In my opinion IE9 is definitely a huge step in the right direction!
Hardware acceleration is definitely looking cool, IE9 has at least pushed other browsers to move faster in that direction (Firefox 4).
Almost all my clients (thus far) use a variant of IE, except the ones I have converted to chrome :D
At least if they insist on sticking with IE, once they upgrade to IE9 I’ll have much more freedom using CSS3 everywhere.
I don’t think the crashing will be a problem when the official version is released.
I wonder how many people will start using IE9 as their main browser – I think the IE usage will definitely increase once it’s been released. I hope Microsoft does updates and improves the HTML5 support, CSS3 selectors, etc.
IE9 isn’t supported by WinXP, which is kind of annoying.
I’m using Firefox4beta9 atm and I think it’s really cool.
Check this out in firefox, chrome and safari:
The images look jagged (I’m using -moz/webkit-transform) in Chrome, but good in firefox and safari.
I like Chrome because it’s updated so often and it’s fast.
The firefox search functionality in the URL area is unmatched (From what I’ve seen). I can find any website immediately with as little as 2 characters.
This url ‘http://css-tricks.com/forums/discussion/10489/ie9-your-opinion/’ can be found by typing ‘ie9 op’, ‘tricks ie9’, ‘9-y’, etc. It’s amazingly useful – For me. Also firefox has firebug – The chrome version doesn’t do it for me.
If it wasn’t for firebug, web-dev tools and Mozilla being awesome, I would switch to Chrome, however with Firefox4 on the verge of coming out, I’ll definitely be sticking with it.
IE9 takes ages to load for me and keeps asking me if I want to speed up launching by disabling add-ons…none of which I installed myself…
The people that will upgrade are those that have the choice to upgrade. The reason we’re stuck with IE6 is generalyl due to lazy Organisations who cannot be bothered to upgrade people as it will break their intranet
I built a site for a friend about a year ago with a themeforest template, and it naturally worked fine in all the browsers at the time. It still works fine in all the current browsers, except IE 9, which breaks it badly.
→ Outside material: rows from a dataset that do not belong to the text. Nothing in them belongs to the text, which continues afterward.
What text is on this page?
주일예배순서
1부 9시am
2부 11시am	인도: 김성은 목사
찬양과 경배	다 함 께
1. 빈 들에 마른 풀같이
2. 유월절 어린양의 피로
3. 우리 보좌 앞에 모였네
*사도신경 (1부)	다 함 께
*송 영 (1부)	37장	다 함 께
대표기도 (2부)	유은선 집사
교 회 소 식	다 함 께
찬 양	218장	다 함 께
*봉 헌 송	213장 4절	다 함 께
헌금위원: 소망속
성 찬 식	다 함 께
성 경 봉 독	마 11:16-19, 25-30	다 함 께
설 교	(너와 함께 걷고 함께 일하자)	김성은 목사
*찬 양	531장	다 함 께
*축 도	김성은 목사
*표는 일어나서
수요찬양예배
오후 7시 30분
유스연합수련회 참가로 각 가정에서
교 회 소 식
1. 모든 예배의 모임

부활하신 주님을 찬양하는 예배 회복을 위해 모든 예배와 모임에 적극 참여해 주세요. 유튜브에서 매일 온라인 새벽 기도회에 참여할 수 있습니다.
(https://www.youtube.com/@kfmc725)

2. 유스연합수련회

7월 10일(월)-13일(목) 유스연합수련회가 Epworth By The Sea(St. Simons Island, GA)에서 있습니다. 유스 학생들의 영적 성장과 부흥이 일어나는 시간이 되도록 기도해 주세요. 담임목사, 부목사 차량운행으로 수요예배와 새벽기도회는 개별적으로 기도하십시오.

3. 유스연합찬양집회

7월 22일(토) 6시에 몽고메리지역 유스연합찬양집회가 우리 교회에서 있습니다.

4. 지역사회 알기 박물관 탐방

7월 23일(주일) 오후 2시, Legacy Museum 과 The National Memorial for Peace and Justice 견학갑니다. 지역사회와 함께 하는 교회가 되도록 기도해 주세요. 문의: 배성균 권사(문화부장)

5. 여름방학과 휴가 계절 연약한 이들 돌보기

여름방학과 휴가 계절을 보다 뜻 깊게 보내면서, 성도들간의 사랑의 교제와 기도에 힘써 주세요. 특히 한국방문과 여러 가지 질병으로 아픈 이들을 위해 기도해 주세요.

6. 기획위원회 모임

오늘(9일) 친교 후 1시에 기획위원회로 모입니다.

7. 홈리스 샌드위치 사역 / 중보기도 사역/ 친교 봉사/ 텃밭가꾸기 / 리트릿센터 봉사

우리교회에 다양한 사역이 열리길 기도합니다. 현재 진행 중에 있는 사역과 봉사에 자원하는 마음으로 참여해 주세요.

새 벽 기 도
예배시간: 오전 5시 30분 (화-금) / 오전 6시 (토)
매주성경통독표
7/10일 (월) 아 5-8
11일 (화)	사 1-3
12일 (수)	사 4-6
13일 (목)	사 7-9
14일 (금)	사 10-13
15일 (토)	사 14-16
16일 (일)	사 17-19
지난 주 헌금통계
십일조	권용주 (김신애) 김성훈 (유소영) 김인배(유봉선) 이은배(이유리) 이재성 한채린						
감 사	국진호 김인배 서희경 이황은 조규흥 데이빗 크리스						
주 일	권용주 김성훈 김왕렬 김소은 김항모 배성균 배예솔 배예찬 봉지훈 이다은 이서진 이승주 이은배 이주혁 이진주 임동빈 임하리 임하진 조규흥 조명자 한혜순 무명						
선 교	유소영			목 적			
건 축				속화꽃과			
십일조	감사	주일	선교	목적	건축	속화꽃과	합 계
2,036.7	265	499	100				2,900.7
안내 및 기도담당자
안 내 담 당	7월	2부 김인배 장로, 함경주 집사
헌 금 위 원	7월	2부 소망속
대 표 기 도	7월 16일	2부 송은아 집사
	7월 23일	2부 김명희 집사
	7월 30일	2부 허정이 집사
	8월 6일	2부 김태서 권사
A client would expect to get a site that works in all the browsers at the time of creation. My question is, how responsible should a designer/developer be for the website working in as yet un-released browsers in the future?
On the one hand I don’t want to create bad blood with a client by charging to fix it, but on the other hand I don’t want to be expected to do freebie upgrades endlessly into the future.